Space, as you may have heard, is the place. There's a whole lot of crazy stuff up there to see, and, let's be honest with ourselves, how often do we take advantage of the free light show? The celestial phenomenon we probably take most for granted is the humble moon. While she might be a bit shyer than her older sister the sun, once a month she shines like a protagonist who's switched from glasses to contacts in a '90s teen comedy. And luckily for us, this Sunday, December 3 is basically moon prom, when we'll have the rare pleasure of seeing a huge, extra bright supermoon.
What is a supermoon?
A supermoon occurs when the moon is both full and near its perigee (the point at which it's closest to Earth in its orbit) and appears 14% larger and 30% brighter than normal, so you won't want to miss it.
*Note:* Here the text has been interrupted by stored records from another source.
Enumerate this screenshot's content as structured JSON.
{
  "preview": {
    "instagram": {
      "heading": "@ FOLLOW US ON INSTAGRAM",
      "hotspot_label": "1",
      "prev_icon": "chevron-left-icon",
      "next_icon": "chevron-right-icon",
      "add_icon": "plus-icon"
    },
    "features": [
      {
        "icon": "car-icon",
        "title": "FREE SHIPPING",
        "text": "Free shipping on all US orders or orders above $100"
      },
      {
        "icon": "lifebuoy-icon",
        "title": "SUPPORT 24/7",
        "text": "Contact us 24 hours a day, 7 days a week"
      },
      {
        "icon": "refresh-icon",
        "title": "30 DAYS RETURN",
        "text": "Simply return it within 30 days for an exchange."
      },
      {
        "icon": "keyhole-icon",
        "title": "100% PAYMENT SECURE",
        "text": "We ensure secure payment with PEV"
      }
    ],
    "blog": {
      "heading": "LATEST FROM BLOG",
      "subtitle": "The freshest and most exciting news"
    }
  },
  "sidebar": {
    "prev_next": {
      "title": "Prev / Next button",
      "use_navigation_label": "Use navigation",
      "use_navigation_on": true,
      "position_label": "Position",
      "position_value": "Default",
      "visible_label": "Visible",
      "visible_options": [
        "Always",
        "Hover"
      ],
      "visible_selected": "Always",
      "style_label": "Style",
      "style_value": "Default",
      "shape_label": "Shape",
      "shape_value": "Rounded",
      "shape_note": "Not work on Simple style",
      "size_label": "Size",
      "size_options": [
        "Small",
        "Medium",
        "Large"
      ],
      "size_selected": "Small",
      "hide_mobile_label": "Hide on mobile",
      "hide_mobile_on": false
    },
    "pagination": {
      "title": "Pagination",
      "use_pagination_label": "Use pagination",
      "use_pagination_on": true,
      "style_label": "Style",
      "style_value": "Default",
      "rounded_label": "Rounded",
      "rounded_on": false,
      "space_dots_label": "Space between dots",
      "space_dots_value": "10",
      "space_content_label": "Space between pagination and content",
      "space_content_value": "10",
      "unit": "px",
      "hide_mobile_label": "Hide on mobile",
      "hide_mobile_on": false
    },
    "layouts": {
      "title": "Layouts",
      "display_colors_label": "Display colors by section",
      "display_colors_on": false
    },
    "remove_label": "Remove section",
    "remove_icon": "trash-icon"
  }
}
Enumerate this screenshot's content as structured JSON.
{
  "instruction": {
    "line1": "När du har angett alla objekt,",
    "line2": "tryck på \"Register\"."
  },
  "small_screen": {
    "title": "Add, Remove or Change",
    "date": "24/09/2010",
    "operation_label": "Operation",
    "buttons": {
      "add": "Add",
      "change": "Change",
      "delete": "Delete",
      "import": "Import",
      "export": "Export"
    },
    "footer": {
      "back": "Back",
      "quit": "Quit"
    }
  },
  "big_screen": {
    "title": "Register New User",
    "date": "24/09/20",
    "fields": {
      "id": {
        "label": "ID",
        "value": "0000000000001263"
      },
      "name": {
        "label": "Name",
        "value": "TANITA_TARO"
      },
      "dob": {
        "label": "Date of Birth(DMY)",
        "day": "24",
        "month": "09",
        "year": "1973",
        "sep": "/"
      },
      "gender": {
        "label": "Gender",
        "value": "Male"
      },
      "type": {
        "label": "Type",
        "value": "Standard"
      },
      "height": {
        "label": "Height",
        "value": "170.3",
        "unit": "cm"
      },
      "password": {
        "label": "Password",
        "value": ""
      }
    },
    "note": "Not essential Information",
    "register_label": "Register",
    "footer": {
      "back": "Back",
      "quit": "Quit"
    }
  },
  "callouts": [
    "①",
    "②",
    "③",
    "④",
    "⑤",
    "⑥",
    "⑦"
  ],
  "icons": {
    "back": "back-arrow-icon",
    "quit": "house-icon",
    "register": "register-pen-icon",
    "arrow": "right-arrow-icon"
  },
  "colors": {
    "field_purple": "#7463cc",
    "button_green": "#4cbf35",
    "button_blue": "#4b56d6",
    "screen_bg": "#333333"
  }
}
Since the moon makes its trip around Earth every month, the perigee happens once a month too. A supermoon will only happen, however, if the perigee also aligns with the full moon, which is fairly uncommon since the moon's orbit isn't perfectly circular (it's elliptical). The moon was actually closest to Earth on May 25, but because the moon was in a different phase, we didn't get a supermoon.
The moon has an average distance of 238,000 miles from the Earth, but at its perigee this week, it'll be only 222,135 miles from Earth. That's not exactly close enough to touch, but it'll make a big difference to the naked eye.